Transforming Shanghai

There seems to be no end to the superlatives being used to describe cities in China: the buildings there are the biggest, the most, the heaviest, the longest, the deepest, the tallest, always spatially out-performing what came before. But there also seems to be a distinct lack of qualitative discussions—that is, whether or not the Chinese construction boom is anything more than that: sheer construction, not worthwhile design at all. In other words, is there anything really new happening over there—or just lots and lots of the old urban tricks we're sadly used to?

It's thus always refreshing to see something that tries to contextualize China's explosive urban growth, offering an economic, historical, or cultural analysis. Luckily, Shanghai Transforming, edited by Iker Gil, does exactly that.
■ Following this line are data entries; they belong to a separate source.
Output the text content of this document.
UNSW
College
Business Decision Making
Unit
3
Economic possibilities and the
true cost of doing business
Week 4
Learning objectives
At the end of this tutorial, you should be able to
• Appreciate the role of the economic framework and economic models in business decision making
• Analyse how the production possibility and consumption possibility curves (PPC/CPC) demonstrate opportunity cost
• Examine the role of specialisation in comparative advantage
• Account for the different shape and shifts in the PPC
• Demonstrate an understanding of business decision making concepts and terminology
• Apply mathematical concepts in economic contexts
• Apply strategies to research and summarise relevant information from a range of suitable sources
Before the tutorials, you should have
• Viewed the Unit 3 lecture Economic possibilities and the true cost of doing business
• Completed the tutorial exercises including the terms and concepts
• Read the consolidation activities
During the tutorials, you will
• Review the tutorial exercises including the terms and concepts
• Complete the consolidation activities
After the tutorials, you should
It should come as no surprise to hear that Actar, the Barcelona-based publisher, has produced a beautiful book; in fact, they seem incapable of putting out an uninteresting design. Shanghai Transforming impressively weds full-color photographic spreads, infographics, maps, and original essays by the likes of Saskia Sassen, Robert Venturi, and Denise Scott-Brown into a coherent reading experience. The book roams back and forth across spatial scales, exploring a perhaps less well-known Shanghai of public infrastructure, scholars' gardens, administrative subdivisions, and the so-called "ghost streets" of England's steadily disappearing imperial presence. It all culminates, to some extent, in the book's final section, a look at the "green" development of Chongming Island—a deltaic land mass 1000 square-kilometers in size. This project, led by SOM, presents a particularly interesting example of a 21st-century eco-masterplan.

While the book's sheer quantity of infographics can produce an almost irresistible urge to skim the pages, and while a few of its more number-drenched stretches feel like glorified investment primers for companies that might hope to set up shop in the city, the book nonetheless pulls off its own unique, spatio-economic analysis. The book "studies the facts," Gil writes in the opening introduction; it invites readers "to untangle and understand these complex processes, and in so doing, to explore possibilities for the future."

By no means the final book about the city, Shanghai Transforming is still noteworthy for its timely combination of description and critique, quantity and quality both.